If it does, then so be it. I am weird. And I am a fan. And Spring Training is here. And all is right with the world.
Anyone who has listened to the radio, watched television or read a newspaper during an election year knows they’ll see or hear it at least once: the political ad that shows what an uncaring, mean so and so my opponent is because he or she supported or didn’t support this cause during this vote. Needless to say, if one takes some time to take a look at things more in context, they’ll find that maybe that mean uncaring so and so supported or didn’t support that cause because in doing so, they could also be voting for raising the debt ceiling by $5 trillion dollars or voting to downsize the military by three million soldiers.
Sometimes you have to train yourself to look at things in context. It’s easy to take things at face value but sometimes you have to dig a little deeper to find what the story is.
This happens in baseball all the time. For players and management it happens when a contract goes to arbitration. Management says, “Yeah, he hit.320 for the year, but he only hit a buck-50 with runners on third and less than two outs. He’s a bum I tell ya!” Player’s agent counters with, “That buck-50 doesn’t count as much as the .400 OBP he had in the same situation because of all the intentional walks they gave him!” And on and on it goes.
Here’s a particular load of goods we baseball fans have been subjected to for years: Major League baseball is in decline. It’s only the third most popular professional sport. We buy into it completely, having discussions on sports talk radio about how to save baseball, how to get our kids playing baseball again, etc.
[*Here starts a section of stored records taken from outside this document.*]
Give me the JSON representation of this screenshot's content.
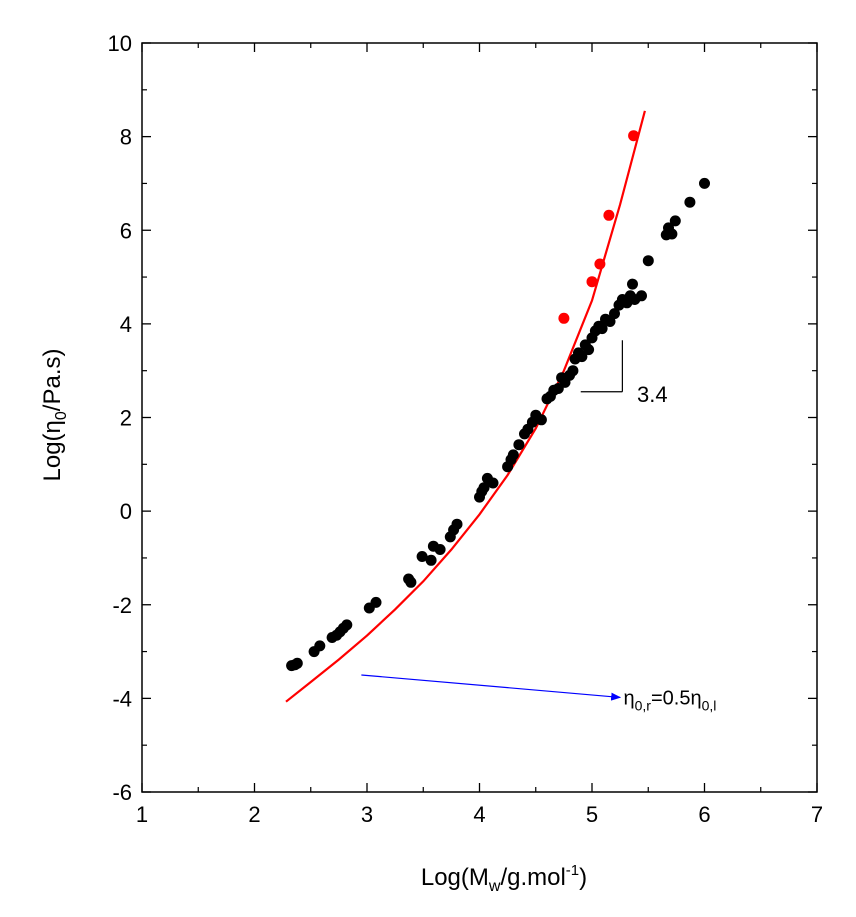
{
  "chart_data": {
    "type": "scatter",
    "title": "",
    "xlabel": {
      "main": "Log(M",
      "sub": "w",
      "mid": "/g.mol",
      "sup": "-1",
      "end": ")"
    },
    "ylabel": {
      "main": "Log(η",
      "sub": "0",
      "end": "/Pa.s)"
    },
    "xlim": [
      1,
      7
    ],
    "ylim": [
      -6,
      10
    ],
    "x_ticks": [
      1,
      2,
      3,
      4,
      5,
      6,
      7
    ],
    "y_ticks": [
      -6,
      -4,
      -2,
      0,
      2,
      4,
      6,
      8,
      10
    ],
    "grid": false,
    "colors": {
      "black_series": "#000000",
      "red_series": "#ff0000",
      "fit_line": "#ff0000",
      "arrow": "#0000ff"
    },
    "series": [
      {
        "marker": "circle",
        "color": "#000000",
        "points": [
          [
            2.33,
            -3.3
          ],
          [
            2.36,
            -3.28
          ],
          [
            2.38,
            -3.25
          ],
          [
            2.53,
            -3.0
          ],
          [
            2.58,
            -2.88
          ],
          [
            2.69,
            -2.7
          ],
          [
            2.73,
            -2.65
          ],
          [
            2.76,
            -2.58
          ],
          [
            2.79,
            -2.5
          ],
          [
            2.82,
            -2.43
          ],
          [
            3.02,
            -2.07
          ],
          [
            3.08,
            -1.95
          ],
          [
            3.37,
            -1.45
          ],
          [
            3.39,
            -1.52
          ],
          [
            3.49,
            -0.97
          ],
          [
            3.57,
            -1.05
          ],
          [
            3.59,
            -0.75
          ],
          [
            3.65,
            -0.82
          ],
          [
            3.74,
            -0.55
          ],
          [
            3.77,
            -0.4
          ],
          [
            3.8,
            -0.28
          ],
          [
            4.0,
            0.3
          ],
          [
            4.02,
            0.42
          ],
          [
            4.04,
            0.5
          ],
          [
            4.07,
            0.7
          ],
          [
            4.12,
            0.6
          ],
          [
            4.25,
            0.95
          ],
          [
            4.28,
            1.1
          ],
          [
            4.3,
            1.2
          ],
          [
            4.35,
            1.42
          ],
          [
            4.4,
            1.65
          ],
          [
            4.43,
            1.75
          ],
          [
            4.47,
            1.9
          ],
          [
            4.5,
            2.05
          ],
          [
            4.55,
            1.95
          ],
          [
            4.6,
            2.4
          ],
          [
            4.63,
            2.45
          ],
          [
            4.66,
            2.58
          ],
          [
            4.7,
            2.62
          ],
          [
            4.73,
            2.85
          ],
          [
            4.76,
            2.75
          ],
          [
            4.8,
            2.9
          ],
          [
            4.83,
            3.0
          ],
          [
            4.85,
            3.25
          ],
          [
            4.88,
            3.38
          ],
          [
            4.91,
            3.3
          ],
          [
            4.94,
            3.55
          ],
          [
            4.97,
            3.45
          ],
          [
            5.0,
            3.7
          ],
          [
            5.03,
            3.85
          ],
          [
            5.06,
            3.95
          ],
          [
            5.09,
            3.9
          ],
          [
            5.12,
            4.1
          ],
          [
            5.16,
            4.05
          ],
          [
            5.2,
            4.22
          ],
          [
            5.24,
            4.4
          ],
          [
            5.27,
            4.52
          ],
          [
            5.31,
            4.45
          ],
          [
            5.34,
            4.6
          ],
          [
            5.38,
            4.52
          ],
          [
            5.36,
            4.85
          ],
          [
            5.44,
            4.6
          ],
          [
            5.5,
            5.35
          ],
          [
            5.66,
            5.9
          ],
          [
            5.68,
            6.05
          ],
          [
            5.71,
            5.92
          ],
          [
            5.74,
            6.2
          ],
          [
            5.87,
            6.6
          ],
          [
            6.0,
            7.0
          ]
        ]
      },
      {
        "marker": "circle",
        "color": "#ff0000",
        "points": [
          [
            4.75,
            4.12
          ],
          [
            5.0,
            4.9
          ],
          [
            5.07,
            5.28
          ],
          [
            5.15,
            6.32
          ],
          [
            5.37,
            8.02
          ]
        ]
      },
      {
        "type": "line",
        "color": "#ff0000",
        "points": [
          [
            2.28,
            -4.07
          ],
          [
            2.5,
            -3.65
          ],
          [
            2.75,
            -3.17
          ],
          [
            3.0,
            -2.66
          ],
          [
            3.25,
            -2.1
          ],
          [
            3.5,
            -1.5
          ],
          [
            3.75,
            -0.82
          ],
          [
            4.0,
            -0.07
          ],
          [
            4.25,
            0.77
          ],
          [
            4.5,
            1.77
          ],
          [
            4.75,
            3.0
          ],
          [
            5.0,
            4.5
          ],
          [
            5.25,
            6.55
          ],
          [
            5.47,
            8.55
          ]
        ]
      }
    ],
    "annotations": [
      {
        "kind": "slope-triangle",
        "label": "3.4",
        "corner": [
          5.27,
          2.55
        ],
        "x_start": 4.9,
        "y_top": 3.65,
        "label_pos": [
          5.4,
          2.5
        ]
      },
      {
        "kind": "arrow",
        "from": [
          2.95,
          -3.5
        ],
        "to": [
          5.25,
          -3.98
        ],
        "label": {
          "main": "η",
          "sub1": "0,r",
          "mid": "=0.5η",
          "sub2": "0,l"
        },
        "label_pos": [
          5.28,
          -3.98
        ]
      }
    ]
  }
}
Today I read the headline I was expecting to read sooner or later. It called this year’s World Series between the Tigers and Giants the least-watched World Series and later referred to its “record-low rating.” These headlines have pervaded the conversation for years now.
Yes, the headline is accurate. This year’s World Series averaged a little under 13 million viewers per night. That’s the smallest audience since the folks at Nielsen started their People Meter service in 1987.
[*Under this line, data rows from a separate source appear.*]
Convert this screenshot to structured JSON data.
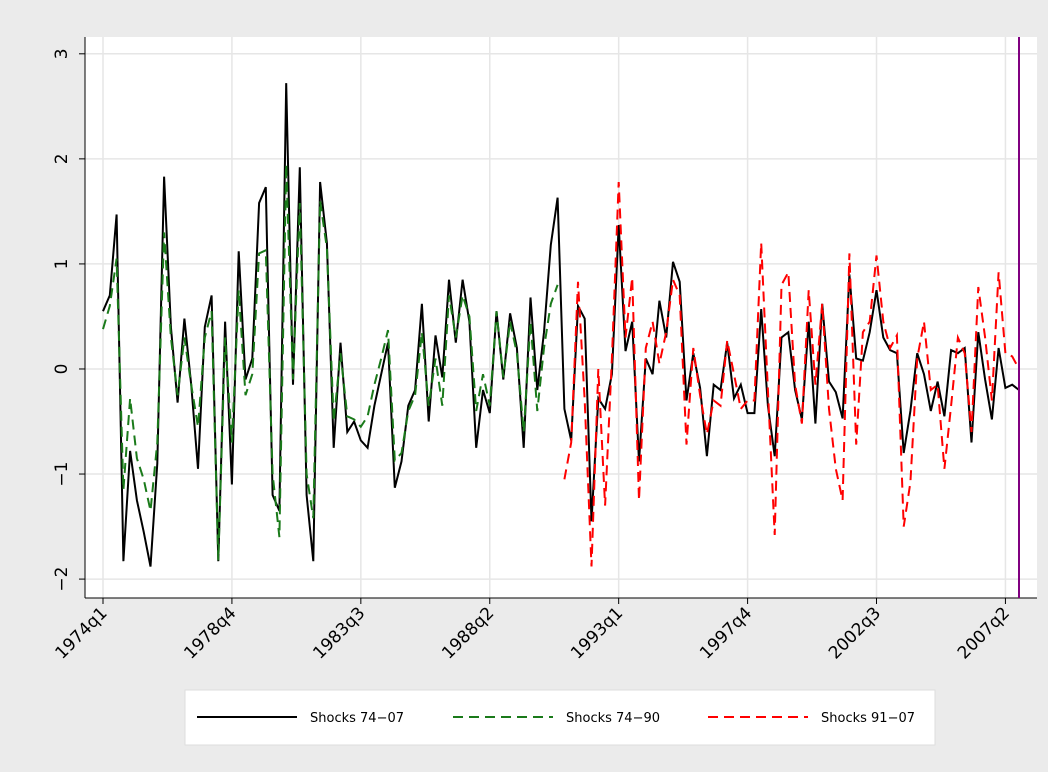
{
  "chart_data": {
    "type": "line",
    "categories": [
      "1974q1",
      null,
      null,
      null,
      null,
      null,
      null,
      null,
      null,
      null,
      null,
      null,
      null,
      null,
      null,
      null,
      null,
      null,
      null,
      "1978q4",
      null,
      null,
      null,
      null,
      null,
      null,
      null,
      null,
      null,
      null,
      null,
      null,
      null,
      null,
      null,
      null,
      null,
      null,
      "1983q3",
      null,
      null,
      null,
      null,
      null,
      null,
      null,
      null,
      null,
      null,
      null,
      null,
      null,
      null,
      null,
      null,
      null,
      null,
      "1988q2",
      null,
      null,
      null,
      null,
      null,
      null,
      null,
      null,
      null,
      null,
      null,
      null,
      null,
      null,
      null,
      null,
      null,
      null,
      "1993q1",
      null,
      null,
      null,
      null,
      null,
      null,
      null,
      null,
      null,
      null,
      null,
      null,
      null,
      null,
      null,
      null,
      null,
      null,
      "1997q4",
      null,
      null,
      null,
      null,
      null,
      null,
      null,
      null,
      null,
      null,
      null,
      null,
      null,
      null,
      null,
      null,
      null,
      null,
      "2002q3",
      null,
      null,
      null,
      null,
      null,
      null,
      null,
      null,
      null,
      null,
      null,
      null,
      null,
      null,
      null,
      null,
      null,
      null,
      "2007q2",
      null,
      null
    ],
    "series": [
      {
        "name": "Shocks 74−07",
        "color": "#000000",
        "dash": "none",
        "values": [
          0.55,
          0.7,
          1.47,
          -1.83,
          -0.78,
          -1.25,
          -1.55,
          -1.88,
          -0.9,
          1.83,
          0.4,
          -0.32,
          0.48,
          -0.15,
          -0.95,
          0.4,
          0.7,
          -1.83,
          0.45,
          -1.1,
          1.12,
          -0.1,
          0.1,
          1.58,
          1.73,
          -1.2,
          -1.35,
          2.72,
          -0.15,
          1.92,
          -1.2,
          -1.83,
          1.78,
          1.2,
          -0.75,
          0.25,
          -0.6,
          -0.5,
          -0.68,
          -0.75,
          -0.35,
          -0.05,
          0.25,
          -1.13,
          -0.88,
          -0.35,
          -0.2,
          0.62,
          -0.5,
          0.32,
          -0.08,
          0.85,
          0.25,
          0.85,
          0.45,
          -0.75,
          -0.2,
          -0.42,
          0.55,
          -0.1,
          0.53,
          0.2,
          -0.75,
          0.68,
          -0.2,
          0.35,
          1.18,
          1.63,
          -0.38,
          -0.68,
          0.6,
          0.48,
          -1.45,
          -0.28,
          -0.38,
          -0.05,
          1.37,
          0.17,
          0.45,
          -0.88,
          0.1,
          -0.05,
          0.65,
          0.3,
          1.02,
          0.83,
          -0.3,
          0.15,
          -0.18,
          -0.83,
          -0.15,
          -0.2,
          0.25,
          -0.28,
          -0.15,
          -0.42,
          -0.42,
          0.57,
          -0.35,
          -0.83,
          0.3,
          0.35,
          -0.2,
          -0.48,
          0.45,
          -0.52,
          0.62,
          -0.12,
          -0.22,
          -0.47,
          0.9,
          0.1,
          0.08,
          0.35,
          0.75,
          0.3,
          0.18,
          0.15,
          -0.8,
          -0.4,
          0.15,
          -0.05,
          -0.4,
          -0.12,
          -0.45,
          0.18,
          0.15,
          0.2,
          -0.7,
          0.35,
          -0.1,
          -0.48,
          0.2,
          -0.18,
          -0.15,
          -0.2
        ]
      },
      {
        "name": "Shocks 74−90",
        "color": "#1a7a1a",
        "dash": "dashed",
        "values": [
          0.38,
          0.6,
          1.05,
          -1.15,
          -0.28,
          -0.85,
          -1.05,
          -1.35,
          -0.7,
          1.3,
          0.3,
          -0.25,
          0.3,
          -0.15,
          -0.55,
          0.3,
          0.55,
          -1.82,
          0.3,
          -0.7,
          0.75,
          -0.25,
          -0.05,
          1.1,
          1.13,
          -1.0,
          -1.6,
          1.95,
          -0.1,
          1.58,
          -1.0,
          -1.42,
          1.6,
          1.15,
          -0.5,
          0.15,
          -0.45,
          -0.48,
          -0.55,
          -0.45,
          -0.15,
          0.1,
          0.37,
          -0.87,
          -0.8,
          -0.4,
          -0.25,
          0.35,
          -0.35,
          0.1,
          -0.35,
          0.7,
          0.3,
          0.7,
          0.5,
          -0.4,
          -0.05,
          -0.35,
          0.55,
          -0.08,
          0.45,
          0.15,
          -0.6,
          0.45,
          -0.4,
          0.2,
          0.62,
          0.8,
          null,
          null,
          null,
          null,
          null,
          null,
          null,
          null,
          null,
          null,
          null,
          null,
          null,
          null,
          null,
          null,
          null,
          null,
          null,
          null,
          null,
          null,
          null,
          null,
          null,
          null,
          null,
          null,
          null,
          null,
          null,
          null,
          null,
          null,
          null,
          null,
          null,
          null,
          null,
          null,
          null,
          null,
          null,
          null,
          null,
          null,
          null,
          null,
          null,
          null,
          null,
          null,
          null,
          null,
          null,
          null,
          null,
          null,
          null,
          null,
          null,
          null,
          null,
          null,
          null,
          null,
          null,
          null
        ]
      },
      {
        "name": "Shocks 91−07",
        "color": "#ff0000",
        "dash": "dashed",
        "values": [
          null,
          null,
          null,
          null,
          null,
          null,
          null,
          null,
          null,
          null,
          null,
          null,
          null,
          null,
          null,
          null,
          null,
          null,
          null,
          null,
          null,
          null,
          null,
          null,
          null,
          null,
          null,
          null,
          null,
          null,
          null,
          null,
          null,
          null,
          null,
          null,
          null,
          null,
          null,
          null,
          null,
          null,
          null,
          null,
          null,
          null,
          null,
          null,
          null,
          null,
          null,
          null,
          null,
          null,
          null,
          null,
          null,
          null,
          null,
          null,
          null,
          null,
          null,
          null,
          null,
          null,
          null,
          null,
          -1.05,
          -0.7,
          0.83,
          -0.3,
          -1.88,
          0.0,
          -1.3,
          0.1,
          1.78,
          0.3,
          0.87,
          -1.25,
          0.2,
          0.45,
          0.05,
          0.35,
          0.85,
          0.7,
          -0.72,
          0.2,
          -0.25,
          -0.62,
          -0.3,
          -0.35,
          0.27,
          -0.05,
          -0.38,
          -0.3,
          -0.3,
          1.2,
          -0.2,
          -1.58,
          0.8,
          0.92,
          -0.15,
          -0.52,
          0.75,
          -0.15,
          0.62,
          -0.38,
          -0.95,
          -1.25,
          1.1,
          -0.72,
          0.35,
          0.45,
          1.08,
          0.45,
          0.2,
          0.32,
          -1.5,
          -1.08,
          0.1,
          0.45,
          -0.2,
          -0.15,
          -0.95,
          -0.35,
          0.3,
          0.15,
          -0.6,
          0.78,
          0.3,
          -0.3,
          0.92,
          0.15,
          0.12,
          0.0
        ]
      }
    ],
    "ylim": [
      -2.18,
      3.16
    ],
    "yticks": [
      {
        "value": -2,
        "label": "−2"
      },
      {
        "value": -1,
        "label": "−1"
      },
      0,
      1,
      2,
      3
    ],
    "grid": true,
    "legend": "bottom",
    "reference_line_color": "#800080"
  }
}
Let’s take this in context, though. Even with a record low rating, it turns out that four of the nation’s top twenty shows for the past week were either World Series games or the World Series pre-game show. Four of the top twenty shows. That’s pretty good.
What many in the media assume is because the ratings have sunk, the interest in baseball is down as well. Again this is not true.
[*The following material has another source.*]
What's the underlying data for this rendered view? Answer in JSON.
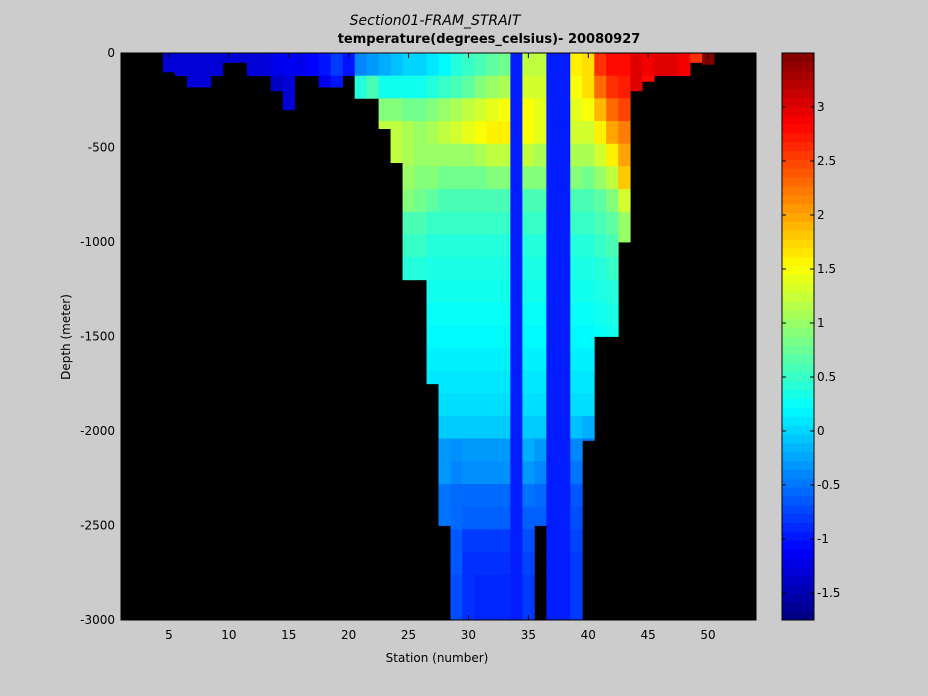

If interest in baseball was so bad, why are record moneys being paid for the local rights to games? The Rangers start on a new $1 billion contract with Fox Sports Southwest in 2014. The Angels recently signed a huge extension with Fox Sports West.
Look at the stadiums. The year I graduated from college, 1978, a team that drew over 2 million fans was a big deal. Of the 26 teams in MLB that year, the LA Dodgers drew over 3 million fans. Another 5 teams drew over 2 million. Six teams didn’t even manage to get a million fans through the turnstiles on the season.
In 2012, every team in baseball drew at least 1.5 million fans. 23 out of 30 teams drew over 2 million fans. Nine teams drew over 3 million. Does that sound like diminishing interest to you?
The NFL’s Super Bowl gets monster ratings every year because it’s a one game do or die. It will always outrank the World Series, the NBA Finals and the Stanley Cup Finals for this reason alone. A one and done will beat a best of seven every time.
I can think of one other good reason for lower TV ratings for the World Series. Unlike the NFL, which has truly become national in the way every team is presented, baseball is very much a local market sport throughout the regular season. Just about every team has a TV contract that let the home fans view just about every game of the season. The “national” games on Fox aren’t really national. They show different games in different regions of the country. Unlike the NFL, baseball fans want to see “their” team. Once their team is out of contention, they often stop watching. I’ll even admit to not seeing more than three innings total of this year’s World Series myself.
Maybe ratings are in decline. But the Series is still one of television’s most-watched shows every year when it’s on. And the TV ratings do NOT correlate with a diminishing interest in the game. It just ain’t so.